A messy election could hurt more than just faith in democracy – it could also cost the United States the perfect Fitch Ratings credit score, reports my CNN Business colleague Matt Egan.

Fitch wrote in a report this week that he will be watching the US presidential election closely for “any deviations” from America’s history of orderly transfers of power.

The United States has an impeccable AAA credit rating from Fitch in part because of its track record of strong governance, including “well understood rules and processes for the transfer of power,” the report says.

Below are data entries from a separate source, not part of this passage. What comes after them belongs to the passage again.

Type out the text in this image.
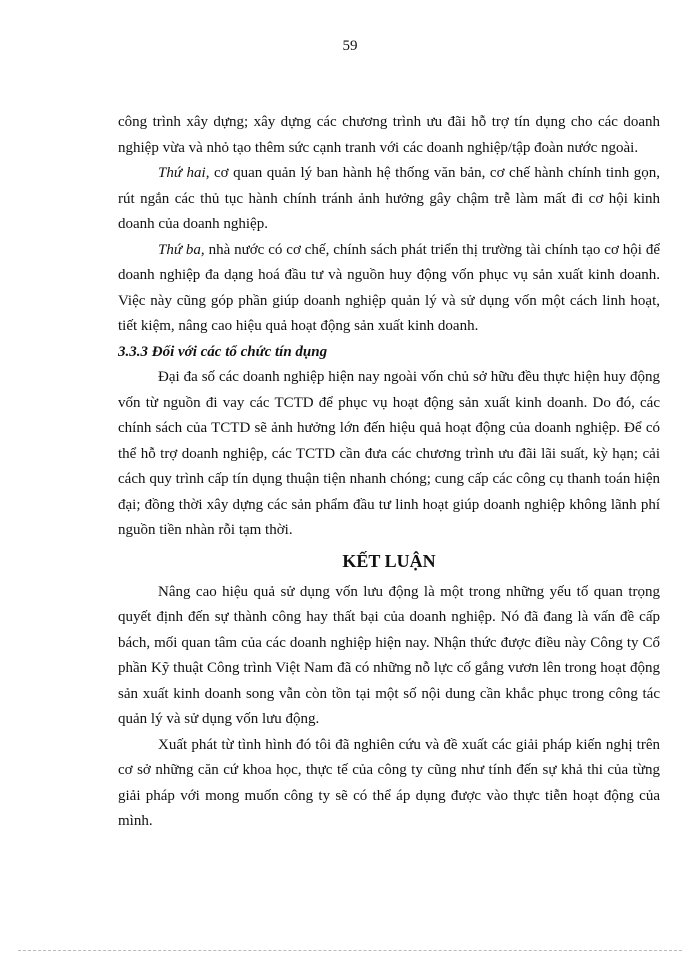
59

công trình xây dựng; xây dựng các chương trình ưu đãi hỗ trợ tín dụng cho các doanh nghiệp vừa và nhỏ tạo thêm sức cạnh tranh với các doanh nghiệp/tập đoàn nước ngoài.

Thứ hai, cơ quan quản lý ban hành hệ thống văn bản, cơ chế hành chính tinh gọn, rút ngắn các thủ tục hành chính tránh ảnh hưởng gây chậm trễ làm mất đi cơ hội kinh doanh của doanh nghiệp.

Thứ ba, nhà nước có cơ chế, chính sách phát triển thị trường tài chính tạo cơ hội để doanh nghiệp đa dạng hoá đầu tư và nguồn huy động vốn phục vụ sản xuất kinh doanh. Việc này cũng góp phần giúp doanh nghiệp quản lý và sử dụng vốn một cách linh hoạt, tiết kiệm, nâng cao hiệu quả hoạt động sản xuất kinh doanh.

3.3.3 Đối với các tổ chức tín dụng

Đại đa số các doanh nghiệp hiện nay ngoài vốn chủ sở hữu đều thực hiện huy động vốn từ nguồn đi vay các TCTD để phục vụ hoạt động sản xuất kinh doanh. Do đó, các chính sách của TCTD sẽ ảnh hưởng lớn đến hiệu quả hoạt động của doanh nghiệp. Để có thể hỗ trợ doanh nghiệp, các TCTD cần đưa các chương trình ưu đãi lãi suất, kỳ hạn; cải cách quy trình cấp tín dụng thuận tiện nhanh chóng; cung cấp các công cụ thanh toán hiện đại; đồng thời xây dựng các sản phẩm đầu tư linh hoạt giúp doanh nghiệp không lãnh phí nguồn tiền nhàn rỗi tạm thời.

KẾT LUẬN

Nâng cao hiệu quả sử dụng vốn lưu động là một trong những yếu tố quan trọng quyết định đến sự thành công hay thất bại của doanh nghiệp. Nó đã đang là vấn đề cấp bách, mối quan tâm của các doanh nghiệp hiện nay. Nhận thức được điều này Công ty Cổ phần Kỹ thuật Công trình Việt Nam đã có những nỗ lực cố gắng vươn lên trong hoạt động sản xuất kinh doanh song vẫn còn tồn tại một số nội dung cần khắc phục trong công tác quản lý và sử dụng vốn lưu động.

Xuất phát từ tình hình đó tôi đã nghiên cứu và đề xuất các giải pháp kiến nghị trên cơ sở những căn cứ khoa học, thực tế của công ty cũng như tính đến sự khả thi của từng giải pháp với mong muốn công ty sẽ có thể áp dụng được vào thực tiễn hoạt động của mình.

“Fitch would negatively see a departure from this principle when considering the US rating,” said the rating agency.

The big picture: The fact that Fitch had to issue such a warning highlights the growing political divide in the United States and Wall Street’s nervousness about the election. A contested election is the most frequently cited concern among portfolio managers surveyed by RBC Capital Markets, even surpassing concerns about the economy and the pandemic.

A downward revision could lead to an erosion of investor confidence, potentially causing turmoil in financial markets.

It could also make it more expensive for the United States to finance its mountain of debt. Given that US debt is now expected to exceed the total size of the economy for the first time since right after World War II, that would be a big problem.


Bank of America (BAC), Goldman Sachs (GS), Wells Fargo (WFC), PNC (PNC) and UnitedHealth (UNH) publish the results before the US markets open. Alcoa (AA) and United Airlines (UAL) follow after the close.

Also today: The U.S. Producer Price Index, a measure of inflation, displays at 8:30 a.m. ET.

Coming tomorrow: Morgan Stanley (SP) reports results as banking revenues continue.